Lecture Notes for SE 598, Data Structures and Algorithms

9 August 2000, Map and Multimap Applications


  1. file-system directories

    1. a file system is the place where the operating system stores data

    2. a file-system directory is a file containing information about the files being stored - location, size, name, owner, and so on

    3. directory look-up involves mapping a file name to the associated file-system information

    4. maps can be used to implement directories

      1. advantages - fast

      2. disadvantages - expansion

  2. fingerprinting

    1. a hash function h() maps an arbitrary value v into an integer h(v)

    2. a set of hash functions map an arbitrary value into a set of integers

    3. the set of integers { h1(v), h2(v), ..., hn(v) }can be thought of as a signature or a fingerprint identifying the value v

    4. different values should have different fingerprints

    5. values can be large (millions of bytes) , but fingerprints are small (10s or 100s of bytes)

    6. given a large set of large values, how can they quickly be searched

      1. form a large bit vector (100s to 1000s of bits)

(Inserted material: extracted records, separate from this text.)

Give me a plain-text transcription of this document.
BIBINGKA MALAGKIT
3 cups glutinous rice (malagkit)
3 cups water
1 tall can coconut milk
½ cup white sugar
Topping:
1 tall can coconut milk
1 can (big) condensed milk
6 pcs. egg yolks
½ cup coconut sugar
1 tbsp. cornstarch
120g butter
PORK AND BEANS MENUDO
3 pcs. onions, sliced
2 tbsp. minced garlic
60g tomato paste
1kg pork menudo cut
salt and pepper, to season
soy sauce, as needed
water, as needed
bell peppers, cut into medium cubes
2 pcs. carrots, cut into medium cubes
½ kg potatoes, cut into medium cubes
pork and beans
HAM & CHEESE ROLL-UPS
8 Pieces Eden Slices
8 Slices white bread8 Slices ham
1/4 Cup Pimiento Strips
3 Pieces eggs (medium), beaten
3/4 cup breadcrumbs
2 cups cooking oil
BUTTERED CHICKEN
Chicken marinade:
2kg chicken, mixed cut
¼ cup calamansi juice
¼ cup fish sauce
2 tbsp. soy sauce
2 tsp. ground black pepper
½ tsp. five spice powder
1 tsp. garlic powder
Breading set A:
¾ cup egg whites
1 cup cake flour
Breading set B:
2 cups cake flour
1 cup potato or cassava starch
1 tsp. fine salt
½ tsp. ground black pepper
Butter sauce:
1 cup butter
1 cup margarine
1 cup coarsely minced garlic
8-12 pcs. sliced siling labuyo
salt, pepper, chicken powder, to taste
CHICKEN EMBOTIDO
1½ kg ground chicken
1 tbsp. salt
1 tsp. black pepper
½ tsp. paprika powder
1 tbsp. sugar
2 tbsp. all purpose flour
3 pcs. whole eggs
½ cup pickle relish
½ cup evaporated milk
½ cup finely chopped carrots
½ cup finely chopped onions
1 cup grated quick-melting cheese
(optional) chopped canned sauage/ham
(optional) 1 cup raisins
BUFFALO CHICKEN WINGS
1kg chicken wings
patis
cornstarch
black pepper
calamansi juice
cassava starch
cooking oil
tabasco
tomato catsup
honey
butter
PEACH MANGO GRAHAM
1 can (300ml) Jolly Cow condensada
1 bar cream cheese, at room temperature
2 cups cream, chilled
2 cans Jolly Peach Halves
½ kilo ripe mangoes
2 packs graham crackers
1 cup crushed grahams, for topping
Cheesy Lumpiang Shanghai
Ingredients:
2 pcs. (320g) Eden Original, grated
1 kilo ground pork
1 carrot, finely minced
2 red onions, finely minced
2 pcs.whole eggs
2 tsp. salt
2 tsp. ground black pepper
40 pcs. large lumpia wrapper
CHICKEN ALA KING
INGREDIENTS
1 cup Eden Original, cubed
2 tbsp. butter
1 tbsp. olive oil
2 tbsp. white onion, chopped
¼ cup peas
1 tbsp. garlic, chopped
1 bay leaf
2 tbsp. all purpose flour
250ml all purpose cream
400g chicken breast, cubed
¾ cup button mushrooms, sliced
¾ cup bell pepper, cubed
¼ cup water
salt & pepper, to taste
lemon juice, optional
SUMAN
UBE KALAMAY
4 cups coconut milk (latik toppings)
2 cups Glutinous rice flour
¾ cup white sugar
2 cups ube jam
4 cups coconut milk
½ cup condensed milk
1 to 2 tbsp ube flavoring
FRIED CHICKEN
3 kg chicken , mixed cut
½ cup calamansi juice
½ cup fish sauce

      2. find a small fingerprint (10s of values) for each document

      3. use the values in each fingerprint to set bits in the bit vector

      4. to search for a value

        1. find the fingerprint of the value

        2. if any of the bits associated with the value's fingerprint are false, the value can't be in the set

        3. if all the bits are true, the value may or may not be in the set

    7. fingerprints have other uses too

      1. a modified value has a different fingerprint than the original value - check for tampering or change


This page last modified on 9 August 2000.